Maybe, frequency -> interval?? (Unless I don't understand what frequency means here).

add a clean_data() or similar function that does the other steps mentioned above, i.e. filtering leading zeroes and handling the zero threshold. This would be in line with https://github.com/epiforecasts/EpiNow2/issues/346#issuecomment-2082406912

Maybe, more specifically, handle_zero_cases()?

jamesmbaazam commented 5 months ago

We probably still want a data_opts() function where users can specify which column in the data frame indicates the date and which the data to fit to (if not the standard names), see #505

This seems to suit the use case for linelist but not suggesting we take it on as a dependency.

seabbs commented 5 months ago

We probably still want a data_opts() function where users can specify which column in the data frame indicates the date and which the data to fit to (if not the standard names), see

I'm generally pretty sceptical of this as an idea. If users are going to get useful things out of the package they likely have thoughts on how to change the name of a variable already.

Or is the proposal you then track their column name through the code base? Again I am a bit sceptical of the value added here to most users.

sbfnk commented 5 months ago

I'm generally pretty sceptical of this as an idea. If users are going to get useful things out of the package they likely have thoughts on how to change the name of a variable already.

I generally agree, just flagging that if ever going ahead with the suggestion in https://github.com/epiforecasts/EpiNow2/discussions/371#discussion-4891223 we might need a way to point out which column in a passed data frame corresponds to which observation model (though that'll likely look different from a data_opts() option).

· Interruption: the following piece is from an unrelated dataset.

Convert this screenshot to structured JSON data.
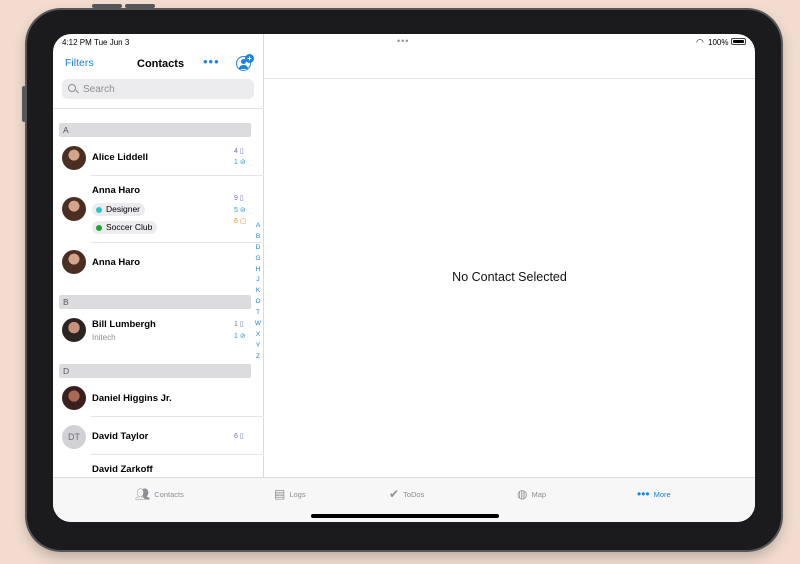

Somewhere we might also want users to specify what the data represent, i.e. https://github.com/epiforecasts/EpiNow2/issues/505

sbfnk commented 3 months ago

It seems we broadly have two options here:

obs |>
  rename(value = confirm) |>
  filter_leading_zeroes() |>
  apply_zero_threshold(threshold = 10) |>
  add_horizon(n = 3, frequency = 7) |>
  estimate_infections()

or

obs |>
  estimate_infections(
    data = data_opts(col = "confirm", zero_threshold = 10),
    forecast = forecast_opts(n = 3, frequency = 7)
  )
jamesmbaazam commented 3 months ago

I think the second cannot be piped that way as by definition, the pipe passes the data to the first argument. So it will rather be

  estimate_infections(
    data = data_opts(obs, col = "confirm", zero_threshold = 10),
    forecast = forecast_opts(n = 3, frequency = 7)
  )

Until now, users have not had to do any data cleaning using exported functions here, so I am more inclined to vote for the second option.

sbfnk commented 3 months ago

If the case data set becomes part of data_opts yes, but I don't think it has to be (though of course it might make sense for it to do so).

sbfnk commented 3 months ago

Until now, users have not had to do any data cleaning using exported functions here, so I am more inclined to vote for the second option.

That is a valid point. A counterpoint would be that with the explicit functions users can actually see what happens (e.g. which values get filtered out / changed, or which dates will be forecast) whereas if it's all internal to estimate_infections() they have no way of accessing that information.

jamesmbaazam commented 3 months ago

If the case data set becomes part of data_opts yes, but I don't think it has to be (though of course it might make sense for it to do so).

We already have a data argument so if we are going by the original second option, it will have to be named something else, then the piping will work.

That is a valid point. A counterpoint would be that with the explicit functions users can actually see what happens (e.g. which values get filtered out / changed, or which dates will be forecast) whereas if it's all internal to estimate_infections() they have no way of accessing that information.

Valid point. Alternatively, we could improve the logging and messaging in the current setup to report all of this.